All patients admitted to hospital should be assessed for the risk of developing blood clots, according to latest NICE guidance.
The new clinical guidelines on the prevention of venous thromboembolism (VTE), published today, recommend risk assessing all hospital patients for deep vein thrombosis (DVT) and giving them preventative treatment that “suits their individual needs”.
This could include blood-thinning drugs such as heparin, anti-embolism stockings and foot impulse or pneumatic devices.

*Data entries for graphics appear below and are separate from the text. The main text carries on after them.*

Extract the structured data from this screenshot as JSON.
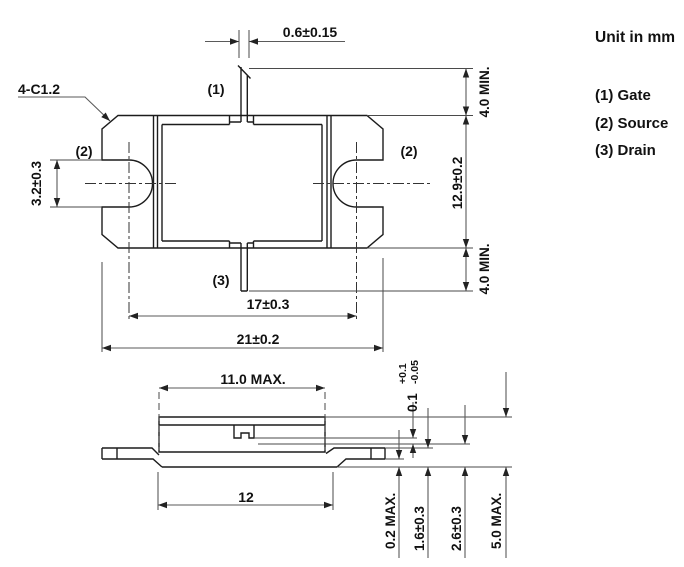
{
  "title": "Unit in mm",
  "legend": {
    "gate": "(1) Gate",
    "source": "(2) Source",
    "drain": "(3) Drain"
  },
  "labels": {
    "chamfer": "4-C1.2",
    "gate_pin": "(1)",
    "source_pin_left": "(2)",
    "source_pin_right": "(2)",
    "drain_pin": "(3)"
  },
  "dimensions": {
    "gate_lead_width": "0.6±0.15",
    "gate_lead_length_min": "4.0 MIN.",
    "body_depth": "12.9±0.2",
    "drain_lead_length_min": "4.0 MIN.",
    "mounting_slot_width": "3.2±0.3",
    "mounting_hole_pitch": "17±0.3",
    "flange_length": "21±0.2",
    "cap_length_max": "11.0 MAX.",
    "flange_bottom_length": "12",
    "lead_step_value": "0.1",
    "lead_step_tol_plus": "+0.1",
    "lead_step_tol_minus": "-0.05",
    "lead_standoff_max": "0.2 MAX.",
    "lead_height": "1.6±0.3",
    "seating_plane_height": "2.6±0.3",
    "overall_height_max": "5.0 MAX."
  }
}
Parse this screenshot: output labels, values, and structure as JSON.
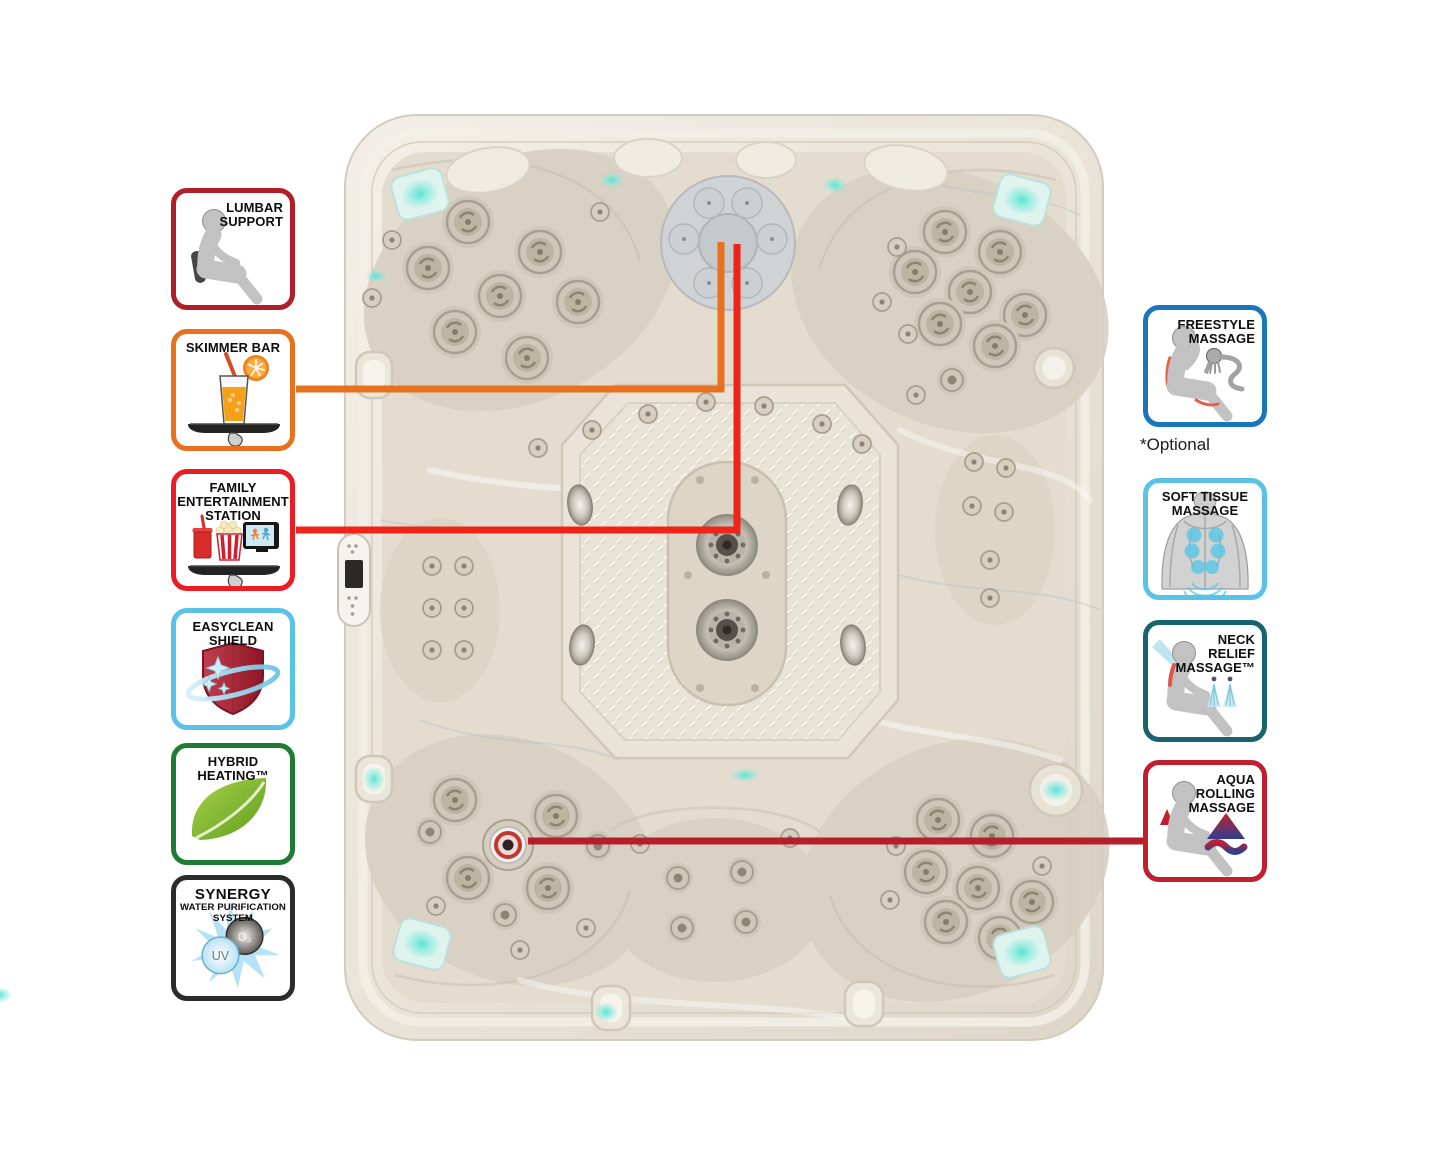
{
  "optional_note": "*Optional",
  "badges": {
    "left": [
      {
        "name": "lumbar-support",
        "label_lines": [
          "LUMBAR",
          "SUPPORT"
        ],
        "border": "#B01E28",
        "icon": "person-lumbar-icon"
      },
      {
        "name": "skimmer-bar",
        "label_lines": [
          "SKIMMER BAR"
        ],
        "border": "#E8711F",
        "icon": "drink-tray-icon"
      },
      {
        "name": "family-entertainment-station",
        "label_lines": [
          "FAMILY",
          "ENTERTAINMENT",
          "STATION"
        ],
        "border": "#EC1C24",
        "icon": "entertainment-tray-icon"
      },
      {
        "name": "easyclean-shield",
        "label_lines": [
          "EASYCLEAN",
          "SHIELD"
        ],
        "border": "#5BC2E7",
        "icon": "shield-icon"
      },
      {
        "name": "hybrid-heating",
        "label_lines": [
          "HYBRID",
          "HEATING™"
        ],
        "border": "#1F7A33",
        "icon": "leaf-icon"
      },
      {
        "name": "synergy-water-purification-system",
        "label_lines": [
          "SYNERGY",
          "WATER PURIFICATION",
          "SYSTEM"
        ],
        "border": "#2B2B2B",
        "icon": "water-purification-icon",
        "uv_label": "UV",
        "o3_label": "O₃"
      }
    ],
    "right": [
      {
        "name": "freestyle-massage",
        "label_lines": [
          "FREESTYLE",
          "MASSAGE"
        ],
        "border": "#1B75BC",
        "icon": "freestyle-massage-icon"
      },
      {
        "name": "soft-tissue-massage",
        "label_lines": [
          "SOFT TISSUE",
          "MASSAGE"
        ],
        "border": "#5BC2E7",
        "icon": "soft-tissue-icon"
      },
      {
        "name": "neck-relief-massage",
        "label_lines": [
          "NECK",
          "RELIEF",
          "MASSAGE™"
        ],
        "border": "#17646E",
        "icon": "neck-relief-icon"
      },
      {
        "name": "aqua-rolling-massage",
        "label_lines": [
          "AQUA",
          "ROLLING",
          "MASSAGE"
        ],
        "border": "#C01F2F",
        "icon": "aqua-rolling-icon"
      }
    ]
  },
  "connectors": [
    {
      "name": "skimmer-bar-connector",
      "color": "#E8711F"
    },
    {
      "name": "entertainment-connector",
      "color": "#EE2418"
    },
    {
      "name": "aqua-rolling-connector",
      "color": "#B51F2C"
    }
  ],
  "tub": {
    "shell_color": "#E9E3D8",
    "accent_light_color": "#4FE3D2",
    "jet_metal_color": "#C9C2B4"
  }
}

The guidance, which also recommends assessing a patient’s risk of bleeding before any blood thinning drugs are given, aims to cut the number of hospital deaths from VTE. It updates and replaces 2007 NICE guidance on prevention of VTE in surgical patients.
NICE estimates that around 25,000 people who are admitted to hospital die from preventable VTE every year and the Department of Health has made prevention of thromboembolism a major priority across the NHS.
NICE clinical director Dr Fergus Macbeth said: “It has been reported that measures to prevent VTE in hospital patients are used inconsistently and in many cases patients that are at significant risk of developing a blood clot don’t get any preventative treatment at all.
“This guideline covers all patients, not only those having surgery, setting out very clearly what medical [and nursing] staff should do now to assess and address VTE risk.”